A study this year in the American Journal of Clinical Nutrition determined: “Snackers, compared with nonsnackers, were less likely to be overweight or obese and less likely to have abdominal obesity.”

A November 2009 study in the International Journal of Obesity discovered: “Body weight after 8 weeks of snack consumption was not affected by moment of consumption and energy density of snacks.
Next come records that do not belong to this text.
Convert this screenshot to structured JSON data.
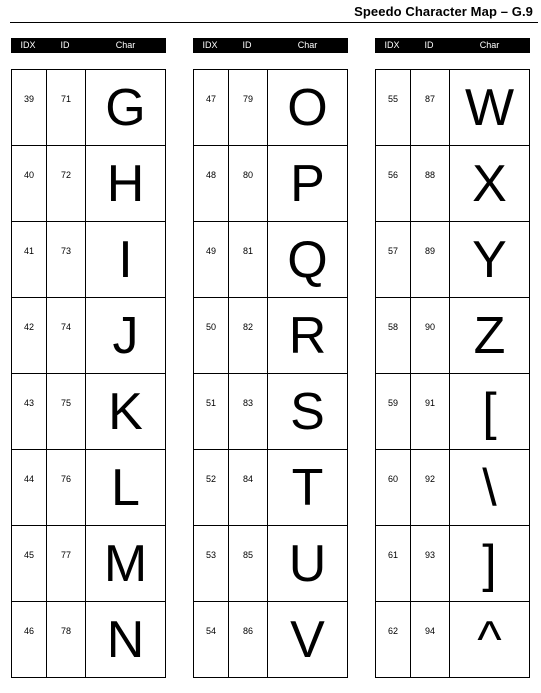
{
  "title": "Speedo Character Map – G.9",
  "headers": {
    "idx": "IDX",
    "id": "ID",
    "char": "Char"
  },
  "columns": [
    {
      "rows": [
        {
          "idx": "39",
          "id": "71",
          "char": "G"
        },
        {
          "idx": "40",
          "id": "72",
          "char": "H"
        },
        {
          "idx": "41",
          "id": "73",
          "char": "I"
        },
        {
          "idx": "42",
          "id": "74",
          "char": "J"
        },
        {
          "idx": "43",
          "id": "75",
          "char": "K"
        },
        {
          "idx": "44",
          "id": "76",
          "char": "L"
        },
        {
          "idx": "45",
          "id": "77",
          "char": "M"
        },
        {
          "idx": "46",
          "id": "78",
          "char": "N"
        }
      ]
    },
    {
      "rows": [
        {
          "idx": "47",
          "id": "79",
          "char": "O"
        },
        {
          "idx": "48",
          "id": "80",
          "char": "P"
        },
        {
          "idx": "49",
          "id": "81",
          "char": "Q"
        },
        {
          "idx": "50",
          "id": "82",
          "char": "R"
        },
        {
          "idx": "51",
          "id": "83",
          "char": "S"
        },
        {
          "idx": "52",
          "id": "84",
          "char": "T"
        },
        {
          "idx": "53",
          "id": "85",
          "char": "U"
        },
        {
          "idx": "54",
          "id": "86",
          "char": "V"
        }
      ]
    },
    {
      "rows": [
        {
          "idx": "55",
          "id": "87",
          "char": "W"
        },
        {
          "idx": "56",
          "id": "88",
          "char": "X"
        },
        {
          "idx": "57",
          "id": "89",
          "char": "Y"
        },
        {
          "idx": "58",
          "id": "90",
          "char": "Z"
        },
        {
          "idx": "59",
          "id": "91",
          "char": "["
        },
        {
          "idx": "60",
          "id": "92",
          "char": "\\"
        },
        {
          "idx": "61",
          "id": "93",
          "char": "]"
        },
        {
          "idx": "62",
          "id": "94",
          "char": "^"
        }
      ]
    }
  ]
}
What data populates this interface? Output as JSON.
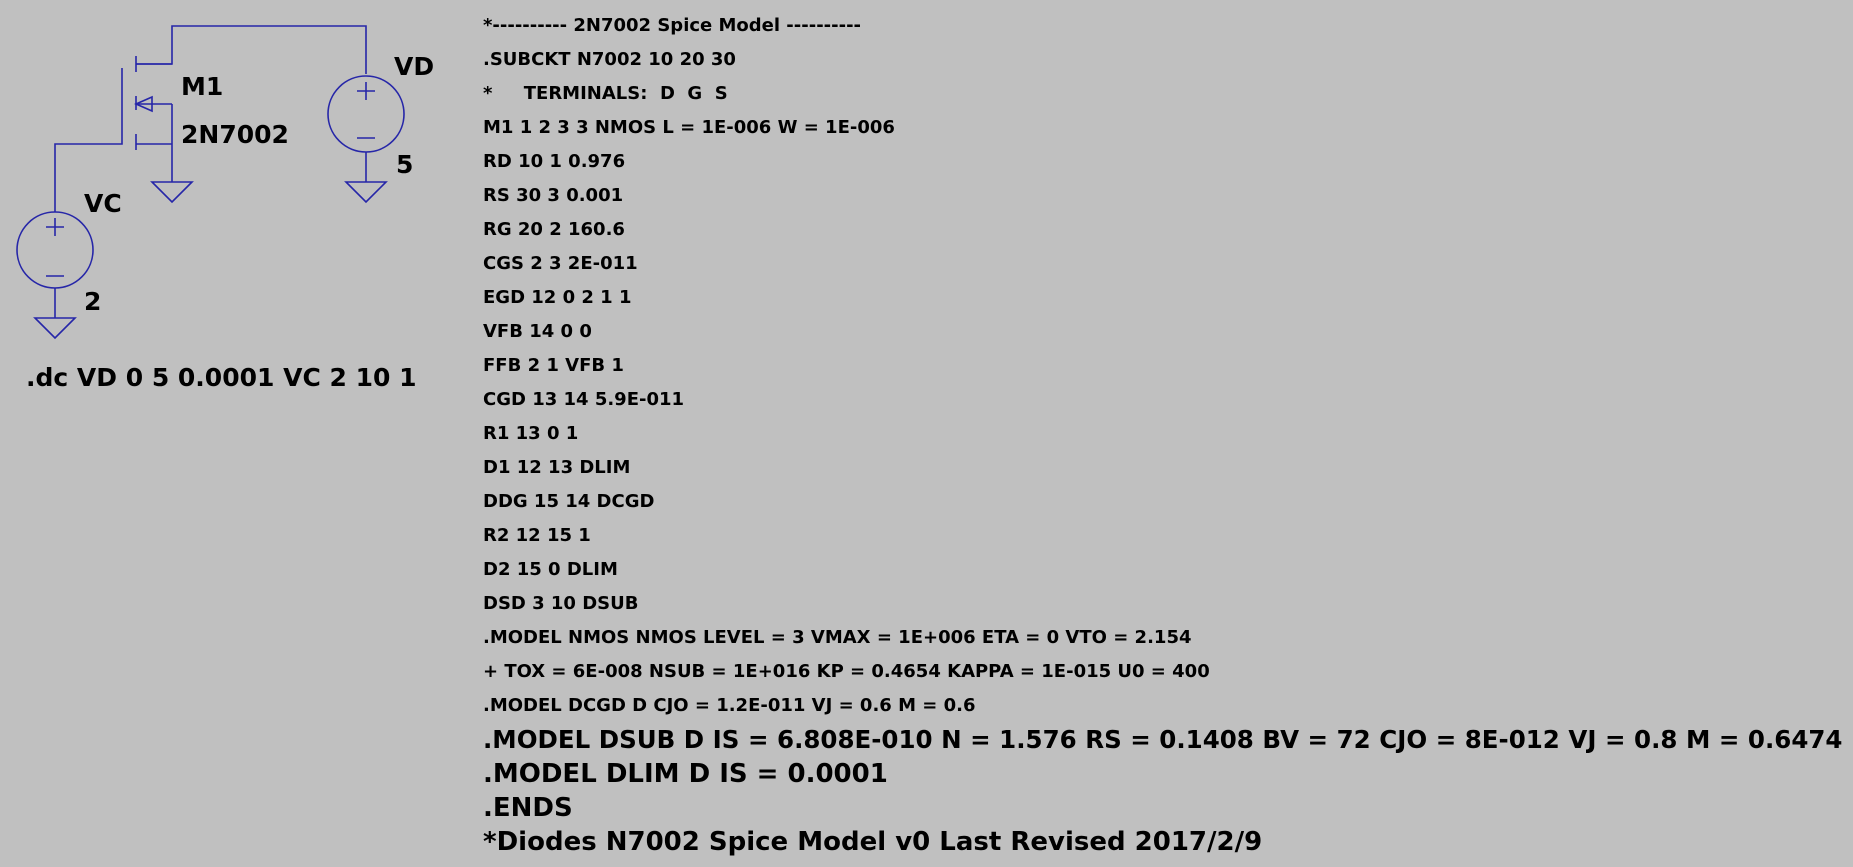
{
  "schematic": {
    "labels": {
      "m1_name": "M1",
      "m1_model": "2N7002",
      "vd_name": "VD",
      "vd_value": "5",
      "vc_name": "VC",
      "vc_value": "2"
    },
    "directive": ".dc VD 0 5 0.0001 VC 2 10 1"
  },
  "netlist": [
    "*---------- 2N7002 Spice Model ----------",
    ".SUBCKT N7002 10 20 30",
    "*     TERMINALS:  D  G  S",
    "M1 1 2 3 3 NMOS L = 1E-006 W = 1E-006",
    "RD 10 1 0.976",
    "RS 30 3 0.001",
    "RG 20 2 160.6",
    "CGS 2 3 2E-011",
    "EGD 12 0 2 1 1",
    "VFB 14 0 0",
    "FFB 2 1 VFB 1",
    "CGD 13 14 5.9E-011",
    "R1 13 0 1",
    "D1 12 13 DLIM",
    "DDG 15 14 DCGD",
    "R2 12 15 1",
    "D2 15 0 DLIM",
    "DSD 3 10 DSUB",
    ".MODEL NMOS NMOS LEVEL = 3 VMAX = 1E+006 ETA = 0 VTO = 2.154",
    "+ TOX = 6E-008 NSUB = 1E+016 KP = 0.4654 KAPPA = 1E-015 U0 = 400",
    ".MODEL DCGD D CJO = 1.2E-011 VJ = 0.6 M = 0.6",
    ".MODEL DSUB D IS = 6.808E-010 N = 1.576 RS = 0.1408 BV = 72 CJO = 8E-012 VJ = 0.8 M = 0.6474",
    ".MODEL DLIM D IS = 0.0001",
    ".ENDS",
    "*Diodes N7002 Spice Model v0 Last Revised 2017/2/9"
  ],
  "colors": {
    "background": "#c0c0c0",
    "wire": "#2626a8",
    "text": "#000000"
  },
  "icons": [
    "nmos-transistor-icon",
    "voltage-source-icon",
    "ground-icon"
  ]
}
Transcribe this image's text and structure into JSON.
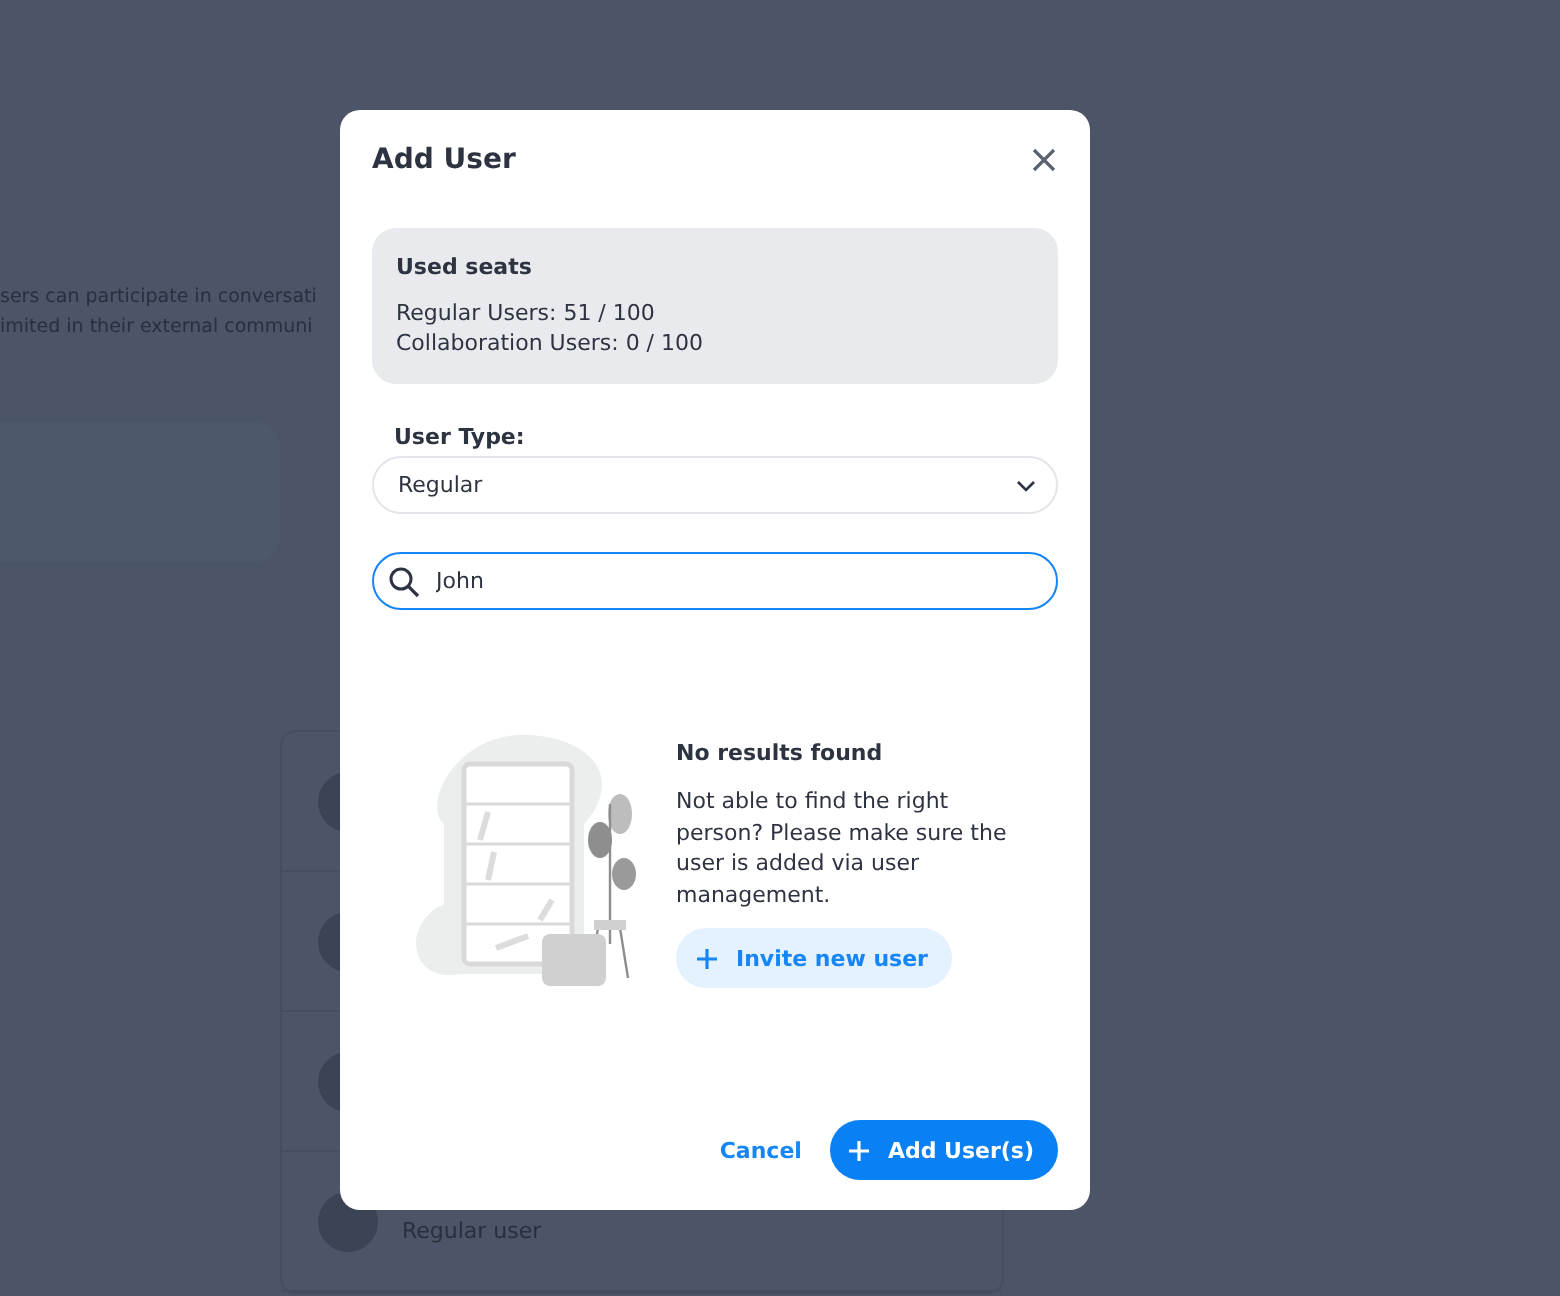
{
  "background": {
    "description_lines": [
      "sers can participate in conversati",
      "imited in their external communi"
    ],
    "user_rows": [
      {
        "kind": "avatar_only"
      },
      {
        "kind": "avatar_only"
      },
      {
        "kind": "avatar_only"
      },
      {
        "kind": "avatar_with_label",
        "label": "Regular user"
      }
    ]
  },
  "dialog": {
    "title": "Add User",
    "seats": {
      "heading": "Used seats",
      "lines": [
        "Regular Users: 51 / 100",
        "Collaboration Users: 0 / 100"
      ]
    },
    "user_type": {
      "label": "User Type:",
      "value": "Regular"
    },
    "search": {
      "value": "John",
      "focused": true
    },
    "empty_state": {
      "heading": "No results found",
      "message": "Not able to find the right person? Please make sure the user is added via user management.",
      "action": "Invite new user"
    },
    "buttons": [
      {
        "label": "Cancel",
        "kind": "link"
      },
      {
        "label": "Add User(s)",
        "kind": "primary"
      }
    ]
  }
}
This finding suggests that consuming snacks that are high or low in energy density does not necessarily contribute to weight gain.”

As for the old canard that schools must be purged of “junk food,” RAND researchers offer a cautionary note: “We find that competitive food availability generates in-school purchases of junk foods, but contrary to common concerns, there is no significant effect on children’s [body mass index].  Nor do we observe significant changes in overall consumption of healthy and unhealthy foods, and in physical activity.”

Physical Activity

A 2008 study in the Journal of Physical Activity and Health found what may sound obvious: “Walking and bicycling are far more common in European countries than in the United States, Australia, and Canada. Active transportation is inversely related to obesity in these countries. Although the results do not prove causality, they suggest that active transportation could be one of the factors that explain international differences in obesity rates.”

Writing in the journal Urban Ecology, researchers found that sprawl led to less physical activity (probably due to more driving): “Residents of sprawling counties were likely to walk less during leisure time, weigh more, and have greater prevalence of hypertension than residents of compact counties.”

A 2008 review of the evidence, published in Nutrition Reviews, found: “Availability of healthy versus unhealthy food was inconsistently related to obesity, while neighborhood features that discourage physical activity were consistently associated with increased body mass index.”

And lastly, a 2008 editorial in the journal Obesity cautioned against one common tactic in the fight against childhood obesity: “[T]rying to limit [children’s] energy intake may run counter to the biological demands of growth. Thus, intervention trials may be more effective if we increase the emphasis on vigorous [physical activity] and reduce the degree to which we advise growing youths to restrict their energy intake.”

Restaurants

A 2008 British study in the International Journal of Pediatric Obesity determined: “[T]his study provides little support for the concept that exposure to fast food outlets in the local neighbourhood increases risk of obesity.”

Research published in the journal Social Science & Medicine in 2009 found that food close to home doesn’t equal weight gain: “[M]ultiple food options within a neighborhood reduce BMI/obesity risk, relative to no food options, for individuals living in either low-income or non-low neighborhoods.”